Ermenilere biraz aşina olanların tepkileri bazen daha sinir bozucu olabilir. Kendini daha çok, 'modern' hatta 'Kemalist' hisseden o anlaşılmaz kesimin insanları Ermeni kelimesini duyduklarında Avrupa'da kendilerinin hep yiyip içtiği ama aslında 'avam' ve 'muhafazakâr' Türklerin tadını hiç bilmedikleri domuz jambonları ve Fransız şarapları gibi, sizi de bildikleri için övünebilirler. 'Ne güzel bizim de eskiden komşumuz varmış, sonra Amerika'ya gitmişler' ya da 'biz ailece hiç ayırmayız, Ermeni, Rum fark etmez, herkes insan, sizin rakı sofralarınız güzel olurmuş' diye onaylarlar. Ermeni'yi ve Rum'u rakı masasının, Boğaz âleminin bir parçası olan tropik, çiroz ya da zeytinyağlı dolmadan ayırmayan bu modern arkadaşlar hiç düşünmezler kendilerinin 'araba tamircisi Onno abisi', 'terzi Hayganuşu' ya da 'komşu Mari tantiği' beraber mutlu yaşarlarken neden birden gitmişlerdir. Övündükleri Cumhuriyet tarihinde neler olduğuna dönüp bakmazlar. 'Vatandaş Türkçe Konuş!' kampanyalarını, 6-7 Eylül olaylarını, Varlık Vergisi'ni bilmezler. Sizin 'ayıbınızı' hoş görürler. 'Ermeni misin, olsun, bana hiç fark etmez' derken nasıl bir kör kuyunun dibinde oldukları konusunda en ufak bir fikirleri yoktur. Siz de benim ülkemin vatandaşısınız derler. Bu, burası benim ülkem demektir aslında, ben ve sen olursunuz daha ilk dakikalardan, sen onun vatandaşısındır, o sana 'iyi' davranmayı seçer 'eşit' davranmayı değil. Uslu durursan seni sevmeyi vaat eden 'onlar' vardır. Biz yoktur.

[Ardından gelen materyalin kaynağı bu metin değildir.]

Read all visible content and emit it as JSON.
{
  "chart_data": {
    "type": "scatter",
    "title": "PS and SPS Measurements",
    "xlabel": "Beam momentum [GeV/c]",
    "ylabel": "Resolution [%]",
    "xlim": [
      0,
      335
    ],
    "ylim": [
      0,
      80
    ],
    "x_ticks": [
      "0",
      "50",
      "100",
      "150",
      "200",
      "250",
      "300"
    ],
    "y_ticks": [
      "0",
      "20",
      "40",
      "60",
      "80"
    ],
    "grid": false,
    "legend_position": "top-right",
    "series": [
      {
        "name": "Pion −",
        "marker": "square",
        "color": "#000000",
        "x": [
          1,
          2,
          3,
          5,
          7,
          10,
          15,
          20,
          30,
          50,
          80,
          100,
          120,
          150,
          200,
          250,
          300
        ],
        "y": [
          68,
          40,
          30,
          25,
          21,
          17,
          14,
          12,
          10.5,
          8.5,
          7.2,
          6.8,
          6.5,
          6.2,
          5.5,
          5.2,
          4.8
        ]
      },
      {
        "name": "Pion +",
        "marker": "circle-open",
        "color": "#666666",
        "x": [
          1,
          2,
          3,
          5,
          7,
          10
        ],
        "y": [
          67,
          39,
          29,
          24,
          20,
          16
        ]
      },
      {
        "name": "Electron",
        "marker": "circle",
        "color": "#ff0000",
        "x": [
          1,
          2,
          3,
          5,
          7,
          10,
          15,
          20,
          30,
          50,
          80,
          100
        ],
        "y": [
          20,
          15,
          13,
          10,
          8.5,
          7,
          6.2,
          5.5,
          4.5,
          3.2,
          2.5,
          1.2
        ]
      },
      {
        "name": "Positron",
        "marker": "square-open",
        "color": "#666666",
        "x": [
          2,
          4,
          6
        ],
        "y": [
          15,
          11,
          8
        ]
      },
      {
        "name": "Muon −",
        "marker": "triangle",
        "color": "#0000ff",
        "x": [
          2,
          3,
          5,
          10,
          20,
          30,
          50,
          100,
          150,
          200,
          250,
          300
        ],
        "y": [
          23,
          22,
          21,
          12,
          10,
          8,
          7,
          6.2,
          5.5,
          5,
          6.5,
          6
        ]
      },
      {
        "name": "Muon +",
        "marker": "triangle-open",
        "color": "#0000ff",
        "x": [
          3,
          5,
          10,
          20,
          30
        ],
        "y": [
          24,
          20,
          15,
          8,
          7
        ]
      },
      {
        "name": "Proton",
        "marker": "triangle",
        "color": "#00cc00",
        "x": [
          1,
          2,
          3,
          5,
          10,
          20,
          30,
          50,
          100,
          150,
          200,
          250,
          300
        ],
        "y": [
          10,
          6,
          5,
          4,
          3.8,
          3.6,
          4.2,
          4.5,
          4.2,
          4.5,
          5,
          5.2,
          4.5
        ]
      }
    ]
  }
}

İşte böyle bir ruh haliyle içindeyken ne zaman aynı ülkede sizinle yaşayan komşular, iş arkadaşları, esnaf, Türk, Kürt, Çerkez demeden acınızı paylaşmaya gelir, o kalabalığa katılır, risk alır, yollarda haykırarak 'Hepimiz Ermeni'yiz' 'Yalnız değilsin arkadaşım!' der, insan umutlanır, güven duyar, huzur hisseder. 'Hepimiz Ermeni'yiz!' demek, madem Hrant'ı sırf Ermeni kimliği nedeniyle katlettiniz, o halde hepimiz Ermeni'yiz, hadi bizi de katledin demektir. Sadece Ermeni olduğu için adam öldürüyorsan beni de listene koyabilirsin demektir. Bana Ermeni diyerek utandıracağını sanıyorsan büyük bir yanlış yapmak üzeresindir demek. Bir insanın etnik kimliğine sebep tutarak zulmedeceksen, biz de o kimliğe bürünürüz demektir.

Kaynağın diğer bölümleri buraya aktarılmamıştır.